At the end of the third quarter of 2024, non-financial corporations’ liabilities grew by €235 billion to €11,655 billion. Significant valuation gains were recorded among issued equity (in the value of €134 billion). The increase in loan stocks to €3,712 billion was almost entirely attributable to new borrowing, especially by domestic non-banks and foreign firms. The volume of issued equity rose to €5,458 billion, not least due to changes in valuation amounting to €123 billion. Taken together, debt instruments rose slightly, increasing the debt ratio from 68.1 % to 68.3 %.[5] 

The financial assets of non-financial corporations rose significantly by €163 billion, reaching €8,964 billion at the end of the quarter under review. Taken together, non-financial corporations’ net financial assets dropped to -€2,691 billion.

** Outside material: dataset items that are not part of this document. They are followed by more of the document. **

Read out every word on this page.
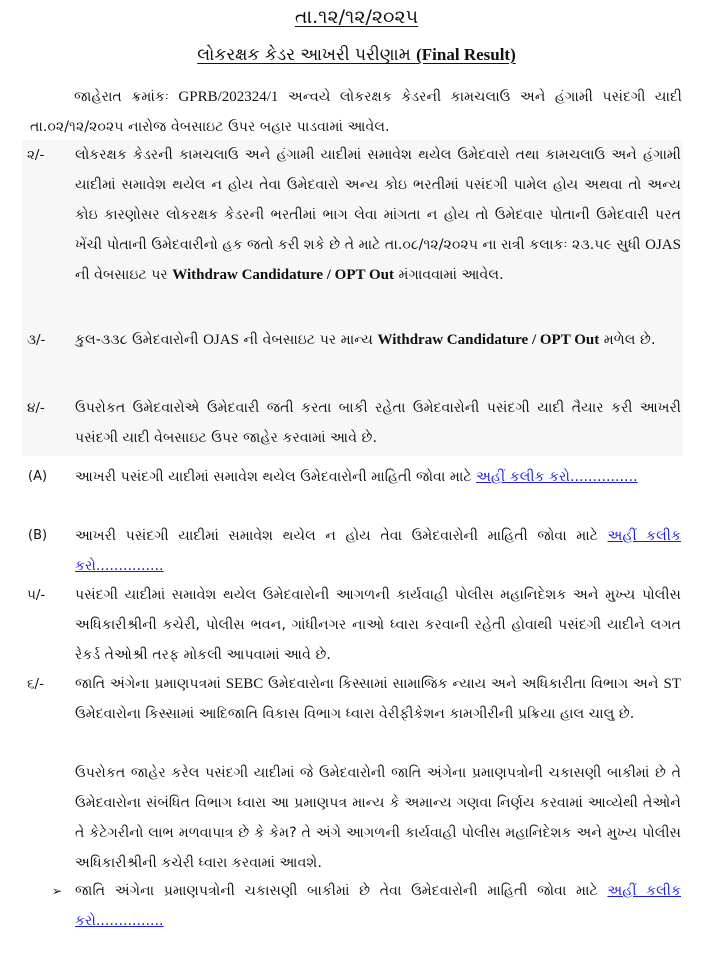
તા.૧૨/૧૨/૨૦૨૫
લોકરક્ષક કેડર આખરી પરીણામ (Final Result)
જાહેરાત ક્રમાંકઃ GPRB/202324/1 અન્વયે લોકરક્ષક કેડરની કામચલાઉ અને હંગામી પસંદગી યાદી તા.૦૨/૧૨/૨૦૨૫ નારોજ વેબસાઇટ ઉપર બહાર પાડવામાં આવેલ.
૨/- લોકરક્ષક કેડરની કામચલાઉ અને હંગામી યાદીમાં સમાવેશ થયેલ ઉમેદવારો તથા કામચલાઉ અને હંગામી યાદીમાં સમાવેશ થયેલ ન હોય તેવા ઉમેદવારો અન્ય કોઇ ભરતીમાં પસંદગી પામેલ હોય અથવા તો અન્ય કોઇ કારણોસર લોકરક્ષક કેડરની ભરતીમાં ભાગ લેવા માંગતા ન હોય તો ઉમેદવાર પોતાની ઉમેદવારી પરત ખેંચી પોતાની ઉમેદવારીનો હક જતો કરી શકે છે તે માટે તા.૦૮/૧૨/૨૦૨૫ ના રાત્રી કલાકઃ ૨૩.૫૯ સુધી OJAS ની વેબસાઇટ પર Withdraw Candidature / OPT Out મંગાવવામાં આવેલ.
૩/- કુલ-૩૩૮ ઉમેદવારોની OJAS ની વેબસાઇટ પર માન્ય Withdraw Candidature / OPT Out મળેલ છે.
૪/- ઉપરોકત ઉમેદવારોએ ઉમેદવારી જતી કરતા બાકી રહેતા ઉમેદવારોની પસંદગી યાદી તૈયાર કરી આખરી પસંદગી યાદી વેબસાઇટ ઉપર જાહેર કરવામાં આવે છે.
(A) આખરી પસંદગી યાદીમાં સમાવેશ થયેલ ઉમેદવારોની માહિતી જોવા માટે અહીં કલીક કરો...............
(B) આખરી પસંદગી યાદીમાં સમાવેશ થયેલ ન હોય તેવા ઉમેદવારોની માહિતી જોવા માટે અહીં કલીક કરો...............
૫/- પસંદગી યાદીમાં સમાવેશ થયેલ ઉમેદવારોની આગળની કાર્યવાહી પોલીસ મહાનિદેશક અને મુખ્ય પોલીસ અધિકારીશ્રીની કચેરી, પોલીસ ભવન, ગાંધીનગર નાઓ ધ્વારા કરવાની રહેતી હોવાથી પસંદગી યાદીને લગત રેકર્ડ તેઓશ્રી તરફ મોકલી આપવામાં આવે છે.
૬/- જાતિ અંગેના પ્રમાણપત્રમાં SEBC ઉમેદવારોના કિસ્સામાં સામાજિક ન્યાય અને અધિકારીતા વિભાગ અને ST ઉમેદવારોના કિસ્સામાં આદિજાતિ વિકાસ વિભાગ ધ્વારા વેરીફીકેશન કામગીરીની પ્રક્રિયા હાલ ચાલુ છે.
ઉપરોકત જાહેર કરેલ પસંદગી યાદીમાં જે ઉમેદવારોની જાતિ અંગેના પ્રમાણપત્રોની ચકાસણી બાકીમાં છે તે ઉમેદવારોના સંબંધિત વિભાગ ધ્વારા આ પ્રમાણપત્ર માન્ય કે અમાન્ય ગણવા નિર્ણય કરવામાં આવ્યેથી તેઓને તે કેટેગરીનો લાભ મળવાપાત્ર છે કે કેમ? તે અંગે આગળની કાર્યવાહી પોલીસ મહાનિદેશક અને મુખ્ય પોલીસ અધિકારીશ્રીની કચેરી ધ્વારા કરવામાં આવશે.
➢ જાતિ અંગેના પ્રમાણપત્રોની ચકાસણી બાકીમાં છે તેવા ઉમેદવારોની માહિતી જોવા માટે અહીં કલીક કરો...............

Owing to interim data revisions of the financial accounts and national accounts, the figures contained in this press release are not directly comparable with those shown in earlier press releases.

Footnotes:

  1. Considerable other valuation changes in the deposits positions were recorded in the third quarter due to a change in sector classification.
  2. The methodology for calculating households’ technical provisions is based on the Solvency II reporting system, under which the discounted cash flow method is used to calculate/value these provisions: https://eur-lex.europa.eu/legal-content/EN/TXT/PDF/?uri=CELEX:02009L0138‑20190113 The relevant interest rate structure for discounting technical provisions in Solvency II is determined by EIOPA on a monthly basis. At each valuation date, the provisions for all existing contracts must be valued at current interest rates. This form of market price valuation means that, under Solvency II, technical provisions are significantly influenced by the current interest rate environment. This means that individual quarters may exhibit stronger valuation effects.
  3. The debt ratio represents debt as a percentage of nominal gross domestic product (four-quarter moving sum).
  4. In the DWA, net wealth comprises the following types of assets and liabilities: deposits, debt securities, listed shares, investment fund shares, insurance claims (life insurance and private retirement provision), financial business wealth, and liabilities in the form of loans for house purchase and other debt. Net wealth is ultimately calculated as the difference between the total aforementioned assets and liabilities. For more information on the DWA, see also https://www.bundesbank.de/en/press/press-releases/bundesbank-releases-distributional-wealth-accounts-for-households-in-germany-921302
  5. The partially consolidated debt ratio is calculated as the sum of loans, debt securities and pension provisions as a percentage of nominal gross domestic product (four-quarter moving sum). For loans, a partial consolidation is carried out by deducting intra-sector claims/liabilities.